22 September 2008

Middlesex Update

All my kvetching of a couple days ago notwithstanding, I'm continuing to read Jeffrey Eugenides' Middlesex and getting quite a bit out of it. Admittedly I'm skimming over the bits where J.E. tries to get all literary on us, but now that he's managed to transport his first couple of protagonists to 1920s Detroit, there's enough period detail to keep me enthralled.

I especially liked his introduction of the Ford Rouge plant, or the Rouge, as it was known then and during my own 1950s childhood, when it continued to tower balefully over Downriver and with billowing clouds of black, acrid smoke blot out the sun and the sky and most other signs of life, love or hope.

I never actually worked at the Rouge, though I was taken there several times on school or Scout tours. Since it was assumed that half or more of us would probably end up there, I suppose they thought it made sense to get us used to the idea. If you ever get a chance to see the Diego Rivera murals in the entrance hall to the Detroit Institute of Art - the Sistine Chapel of the factory classes, I always called it - you'll notice the portrayal of tour groups who from balconies observe the assembly line workers who in Rivera's rendering have begun to inelectuably merge with the machinery. Local auto magnates tried to have the murals erased when they saw that implicit message, but in one of the rare times in Detroit history where art triumphed over philistinism, were unsuccessful.
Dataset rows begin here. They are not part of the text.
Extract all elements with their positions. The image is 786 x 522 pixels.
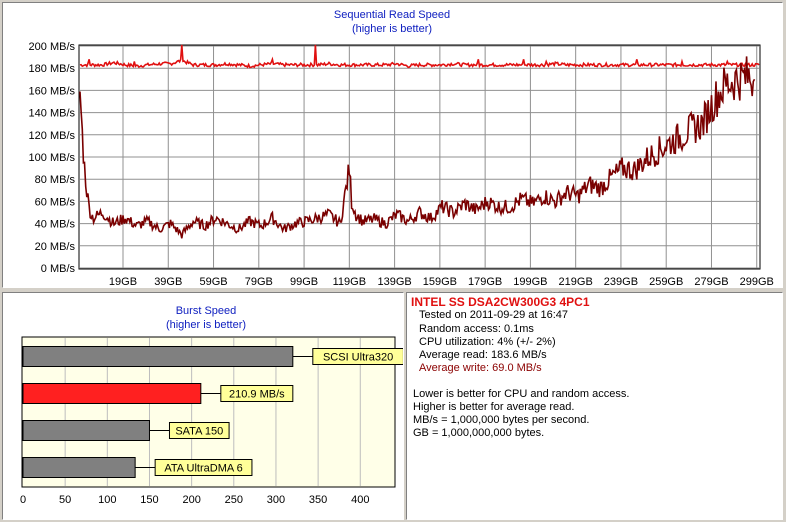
bar (22, 383, 202, 404)
x-tick-label: 300 (267, 494, 285, 506)
bar-label-box (154, 459, 253, 476)
note-line: GB = 1,000,000,000 bytes. (413, 427, 545, 439)
bar-label: ATA UltraDMA 6 (164, 463, 242, 475)
write-speed-line (79, 56, 756, 239)
chart-title: Sequential Read Speed (334, 9, 450, 21)
x-tick-label: 50 (59, 494, 71, 506)
x-tick-label: 119GB (333, 276, 366, 287)
average-write: Average write: 69.0 MB/s (419, 362, 542, 374)
bar-label-box (168, 422, 230, 439)
x-tick-label: 139GB (377, 276, 411, 287)
y-tick-label: 140 MB/s (29, 108, 76, 120)
bar-label: 210.9 MB/s (229, 389, 285, 401)
bar-label: SATA 150 (175, 426, 223, 438)
average-read: Average read: 183.6 MB/s (419, 349, 547, 361)
x-tick-label: 279GB (694, 276, 728, 287)
x-tick-label: 159GB (423, 276, 457, 287)
x-tick-label: 199GB (513, 276, 547, 287)
bar (22, 346, 294, 367)
sequential-read-panel: Sequential Read Speed (higher is better)… (2, 2, 783, 288)
x-tick-labels: 0 50 100 150 200 250 300 350 400 (20, 494, 370, 506)
x-tick-label: 100 (98, 494, 116, 506)
bar (22, 420, 150, 441)
chart-subtitle: (higher is better) (166, 319, 246, 331)
series-lines (79, 44, 760, 239)
bar-label-box (220, 385, 294, 402)
y-tick-label: 200 MB/s (29, 41, 76, 53)
bar-label-box (312, 348, 403, 365)
cpu-utilization: CPU utilization: 4% (+/- 2%) (419, 336, 556, 348)
x-tick-label: 250 (225, 494, 243, 506)
bars: SCSI Ultra320 210.9 MB/s SATA 150 ATA Ultra… (22, 346, 403, 478)
x-tick-label: 200 (182, 494, 200, 506)
note-line: Higher is better for average read. (413, 401, 575, 413)
bar (22, 457, 136, 478)
x-tick-label: 259GB (649, 276, 683, 287)
x-tick-label: 400 (351, 494, 369, 506)
burst-speed-panel: Burst Speed (higher is better) SCSI Ultr… (2, 292, 404, 520)
x-tick-label: 350 (309, 494, 327, 506)
y-tick-label: 160 MB/s (29, 85, 76, 97)
y-tick-labels: 0 MB/s 20 MB/s 40 MB/s 60 MB/s 80 MB/s 100 MB… (29, 41, 76, 275)
tested-on: Tested on 2011-09-29 at 16:47 (419, 309, 569, 321)
y-tick-label: 100 MB/s (29, 152, 76, 164)
y-tick-label: 40 MB/s (35, 219, 76, 231)
x-tick-label: 0 (20, 494, 26, 506)
y-tick-label: 120 MB/s (29, 130, 76, 142)
drive-info-panel: INTEL SS DSA2CW300G3 4PC1 Tested on 2011… (406, 292, 783, 520)
x-tick-label: 150 (140, 494, 158, 506)
y-tick-label: 180 MB/s (29, 63, 76, 75)
x-tick-label: 299GB (740, 276, 774, 287)
y-tick-label: 60 MB/s (35, 196, 76, 208)
read-speed-line (79, 44, 760, 69)
x-tick-label: 179GB (468, 276, 502, 287)
x-tick-label: 59GB (199, 276, 227, 287)
burst-speed-chart: Burst Speed (higher is better) SCSI Ultr… (20, 305, 403, 506)
y-tick-label: 0 MB/s (41, 263, 76, 275)
y-tick-label: 80 MB/s (35, 174, 76, 186)
y-tick-label: 20 MB/s (35, 241, 76, 253)
x-tick-label: 19GB (109, 276, 137, 287)
drive-name: INTEL SS DSA2CW300G3 4PC1 (411, 295, 590, 309)
x-tick-label: 99GB (290, 276, 318, 287)
x-tick-label: 79GB (245, 276, 273, 287)
x-tick-label: 39GB (154, 276, 182, 287)
chart-subtitle: (higher is better) (352, 23, 432, 35)
chart-title: Burst Speed (176, 305, 237, 317)
random-access: Random access: 0.1ms (419, 323, 534, 335)
sequential-read-chart: Sequential Read Speed (higher is better)… (29, 9, 774, 287)
note-line: MB/s = 1,000,000 bytes per second. (413, 414, 590, 426)
note-line: Lower is better for CPU and random acces… (413, 388, 630, 400)
x-tick-labels: 19GB 39GB 59GB 79GB 99GB 119GB 139GB 159GB 179GB… (109, 276, 774, 287)
x-tick-label: 239GB (604, 276, 638, 287)
bar-label: SCSI Ultra320 (323, 352, 393, 364)
x-tick-label: 219GB (559, 276, 593, 287)
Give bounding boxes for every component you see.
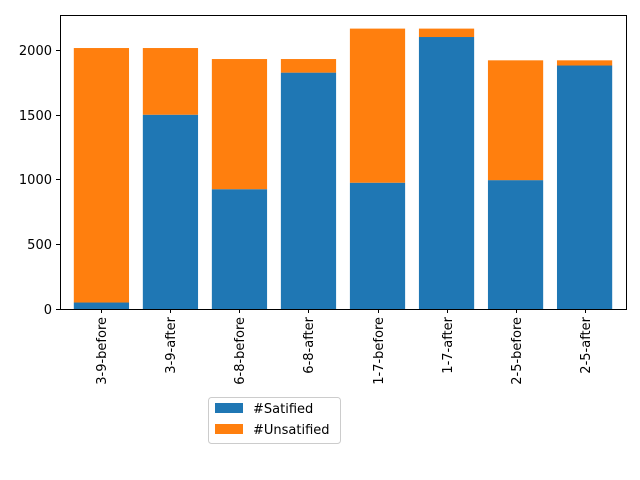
bar-satisfied-1-7-after (418, 37, 475, 310)
bar-unsatisfied-2-5-after (556, 60, 613, 66)
legend-swatch-unsatisfied (215, 424, 243, 434)
legend-label-unsatisfied: #Unsatified (253, 423, 330, 438)
bar-satisfied-6-8-before (211, 189, 268, 309)
bar-unsatisfied-3-9-after (142, 48, 199, 115)
bar-satisfied-1-7-before (349, 182, 406, 309)
bar-satisfied-3-9-before (73, 302, 130, 309)
legend-swatch-satisfied (215, 403, 243, 413)
y-tick-label: 2000 (19, 44, 52, 59)
x-tick-label: 1-7-after (441, 316, 456, 373)
bar-unsatisfied-2-5-before (487, 60, 544, 181)
x-tick-label: 6-8-before (233, 317, 248, 385)
bar-satisfied-2-5-after (556, 65, 613, 309)
bar-unsatisfied-1-7-before (349, 28, 406, 183)
x-tick-label: 6-8-after (302, 316, 317, 373)
y-tick-label: 500 (27, 238, 52, 253)
y-tick-label: 1500 (19, 109, 52, 124)
axes-frame (60, 15, 627, 310)
bar-unsatisfied-6-8-before (211, 59, 268, 190)
x-tick-label: 1-7-before (372, 317, 387, 385)
x-axis: 3-9-before 3-9-after 6-8-before 6-8-after 1-… (95, 309, 594, 385)
bar-satisfied-2-5-before (487, 180, 544, 309)
x-tick-label: 2-5-after (579, 316, 594, 373)
x-tick-label: 3-9-after (164, 316, 179, 373)
bar-satisfied-6-8-after (280, 72, 337, 309)
bar-unsatisfied-1-7-after (418, 28, 475, 38)
y-tick-label: 0 (44, 303, 52, 318)
x-tick-label: 3-9-before (95, 317, 110, 385)
bars-layer (73, 28, 613, 310)
bar-unsatisfied-6-8-after (280, 59, 337, 73)
legend-label-satisfied: #Satified (253, 402, 313, 417)
bar-satisfied-3-9-after (142, 114, 199, 310)
x-tick-label: 2-5-before (510, 317, 525, 385)
y-axis: 0 500 1000 1500 2000 (19, 44, 60, 318)
legend: #Satified #Unsatified (208, 397, 341, 444)
bar-unsatisfied-3-9-before (73, 48, 130, 303)
y-tick-label: 1000 (19, 173, 52, 188)
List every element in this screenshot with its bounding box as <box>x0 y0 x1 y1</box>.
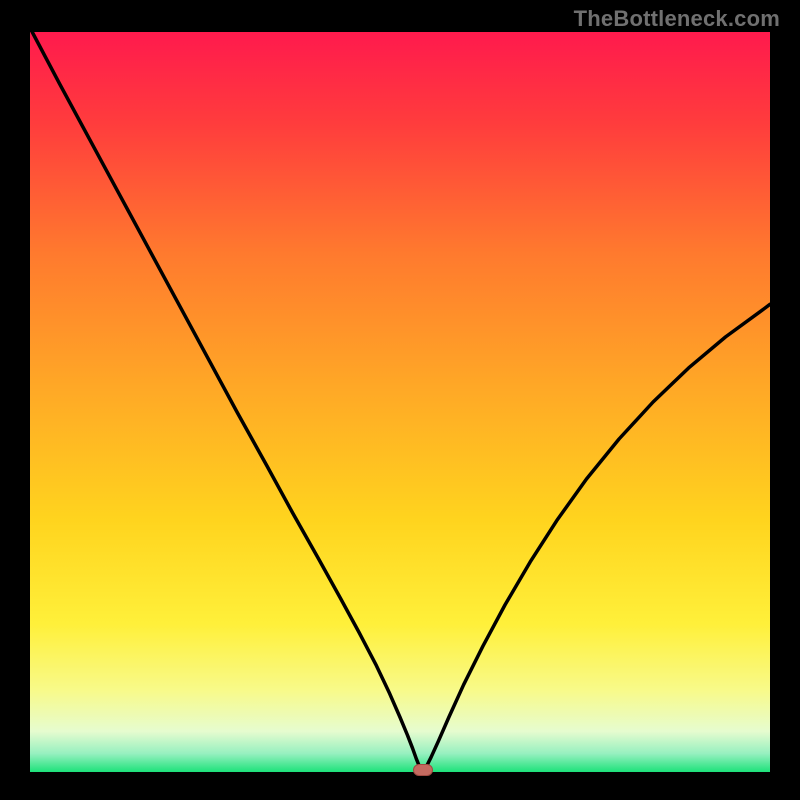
watermark-text: TheBottleneck.com <box>574 6 780 32</box>
bottleneck-curve <box>30 32 770 772</box>
minimum-marker <box>413 764 433 776</box>
plot-area <box>30 32 770 772</box>
chart-frame: TheBottleneck.com <box>0 0 800 800</box>
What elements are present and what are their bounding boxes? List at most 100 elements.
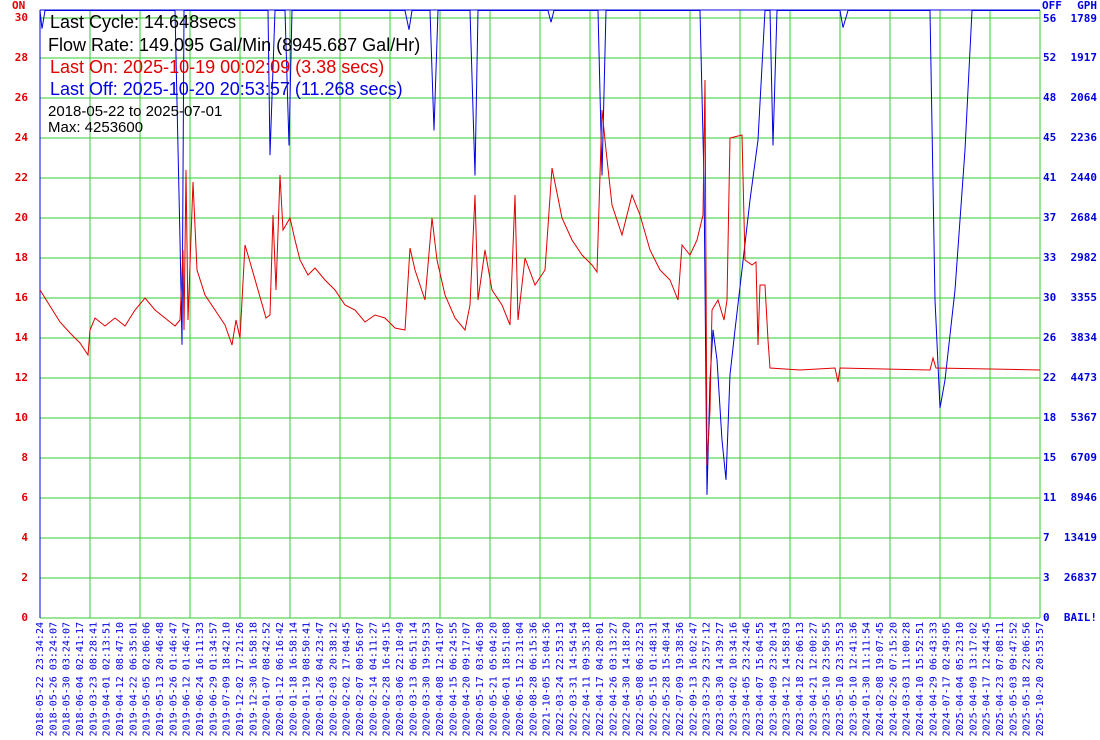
x-tick-label: 2018-06-04 02:41:17 <box>75 622 86 736</box>
x-tick-label: 2022-09-13 16:02:47 <box>688 622 699 736</box>
x-tick-label: 2025-05-18 22:06:56 <box>1022 622 1033 736</box>
x-tick-label: 2023-03-30 14:39:27 <box>715 622 726 736</box>
x-tick-label: 2024-07-17 02:49:05 <box>942 622 953 736</box>
x-tick-label: 2019-05-26 01:46:47 <box>168 622 179 736</box>
y2-tick-label: 18 <box>1043 411 1056 424</box>
gph-tick-label: 8946 <box>1071 491 1098 504</box>
annotation: Last On: 2025-10-19 00:02:09 (3.38 secs) <box>50 57 384 77</box>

Another aspect of Eugenides' portrayal that rang true - despite it being obvious that it had all come from assiduous research and that he himself had never set foot in the factories except possibly as a tourist - was that of the black workers being consigned to the hellish environs of the foundry, where they worked mere inches away from flames that blazed high above their heads. By the 1960s, blacks had made their way onto the assembly line and other less dangerous and more comfortable positions on the factory floor, but in the steel mill where I worked in 1969, the crew shoveling coal into the ovens was still almost uniformly black, and I remember marveling when I learned that for this work - which almost no white man, even the most recent immigrant, was expected to do - they were actually paid less than those of us who did the somewhat cushier - "cushy" being an extremely relative term on Zug Island - jobs upstairs.

Anyway, while I'm still slightly bristling over the Briggs Stadium/Thanksgiving Day parade cockups, I must give credit where it's due: Eugenides has done his homework and looks to be constructing a mighty fine portrait of that often less than mighty fine city (but we love her anyway), Detroit.